TRIBUNAL DE JUSTIÇA DO ESTADO DO PIAUÍ
ÓRGÃO JULGADOR : 1ª Turma Recursal
RECURSO INOMINADO CÍVEL (460) No 0013908-85.2019.8.18.0001
RECORRENTE: DANIEL BENTO DE OLIVEIRA NASCIMENTO
RECORRIDO: CARLA DANIELE DA SILVA
Advogado(s) do reclamante: CARLA SAMARA MARTINS FERNANDES
RELATOR(A): 2ª Cadeira da 1ª Turma Recursal
EMENTA
RECURSO INOMINADO. AÇÃO DE REINTEGRAÇÃO DE POSSE DE IMÓVEL. REQUISITOS DO ART. 561 DO CPC. PROVA DO AUTOR. REQUISITOS COMPROVADOS. ESBULHO. ILEGITIMIDADE PASSIVA. NEGADA. PROCEDÊNCIA MANTIDA. RECURSO CONHECIDO E IMPROVIDO.
RELATÓRIO
Trata-se de AÇÃO DE REINTEGRAÇÃO DE POSSE DE IMÓVEL proposta por CARLA DANIELE DA SILVA em face de DANIEL BENTO DE OLIVEIRA NASCIMENTO, em que afirma o requerente ser o possuidor do imóvel em questão, que consiste no imóvel localizado na quadra 17, casa 33, Parque Brasil I, Teresina-PI, área da qual teve a sua posse esbulhada.
Visa o recurso a reforma da sentença que julgou procedente o pedido:
Ante o exposto, nos termos do Art. 487, inciso I, do Código de Processo Civil, JULGO PROCEDENTE o pedido formulado na inicial para determinar a reintegração da autora na posse do imóvel mencionado na inicial: quadra 17, casa 33, Parque Brasil I, Teresina-PI.
Sem custas.
Razões do Recurso, sustentando em suma: preliminar de ilegitimidade passiva; da posse; da restituição do valor pago. Por fim, requer a reforma da sentença para julgar improcedente o pedido inicial.
Contrarrazões da parte recorrida apresentadas refutando as alegações do recorrente e pugnando pela manutenção da sentença.
É o relatório.
VOTO
Presentes os pressupostos de admissibilidade, conheço do recurso.
Quanto à preliminar de ilegitimidade passiva não assiste razão ao recorrente, uma vez que o ato de posse e de esbulho foram praticados pelo Recorrente, desta forma, afasto a preliminar de legitimidade passiva.
Assim, entendo que a sentença já se manifestou sobre as razões do recurso e merece ser confirmada por seus próprios e jurídicos fundamentos, o que se faz na forma do disposto no artigo 46 da Lei nº 9.099/95, com os acréscimos constantes da ementa que integra este acórdão.
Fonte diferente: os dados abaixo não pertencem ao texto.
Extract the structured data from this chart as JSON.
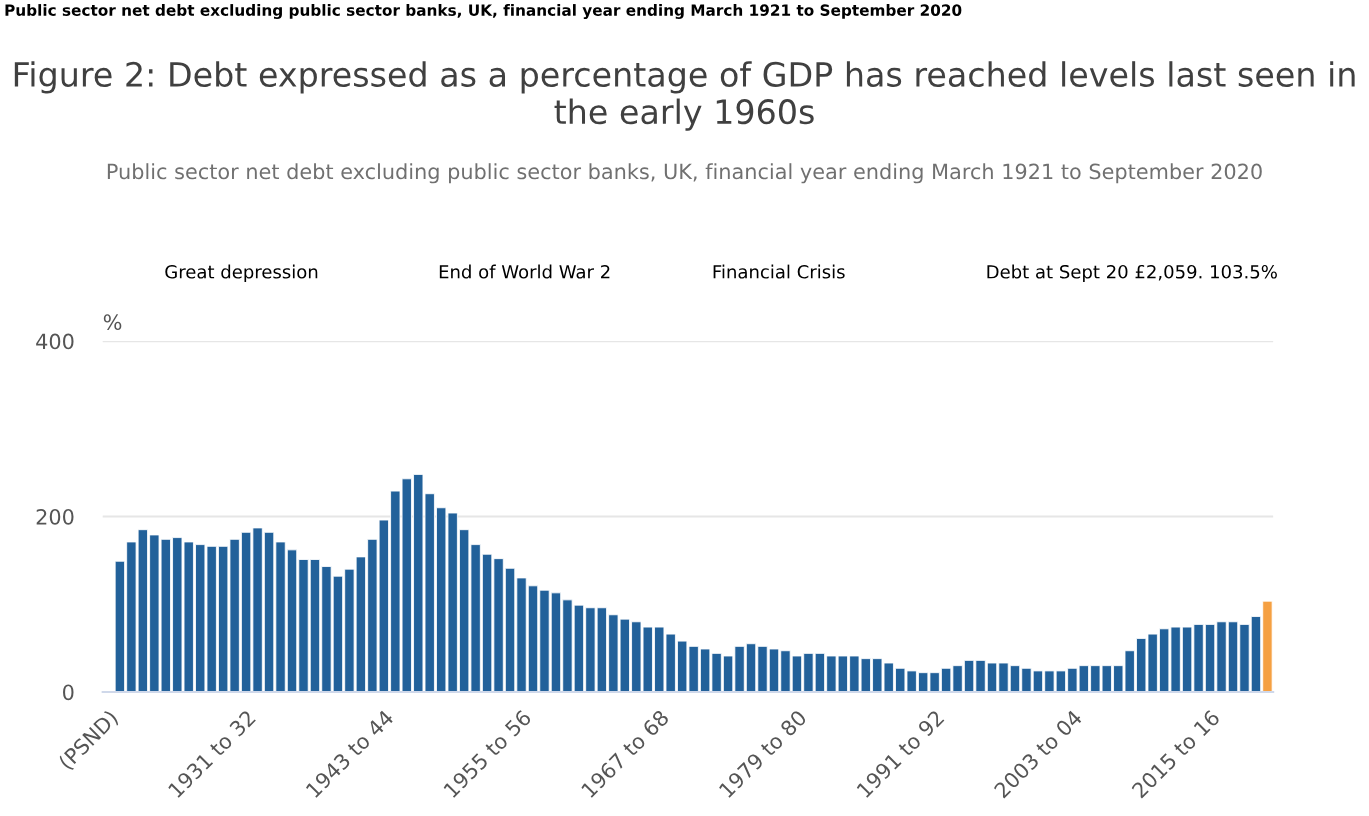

Art. 46. O julgamento em segunda instância constará apenas da ata, com a indicação suficiente do processo, fundamentação sucinta e parte dispositiva. Se a sentença for confirmada pelos próprios fundamentos, a súmula do julgamento servirá de acórdão.
Diante do exposto, conheço do recurso, mas para negar-lhe provimento, mantendo-se a sentença a quo em todos os seus termos.
Ônus de sucumbência pelo recorrente nas custas e honorários advocatícios, sendo estes em 10% sobre o valor da causa atualizado, no entanto, fica suspensa a exigibilidade da condenação pelo prazo de 05 anos, nos termos do art. 98, §3º, do CPC.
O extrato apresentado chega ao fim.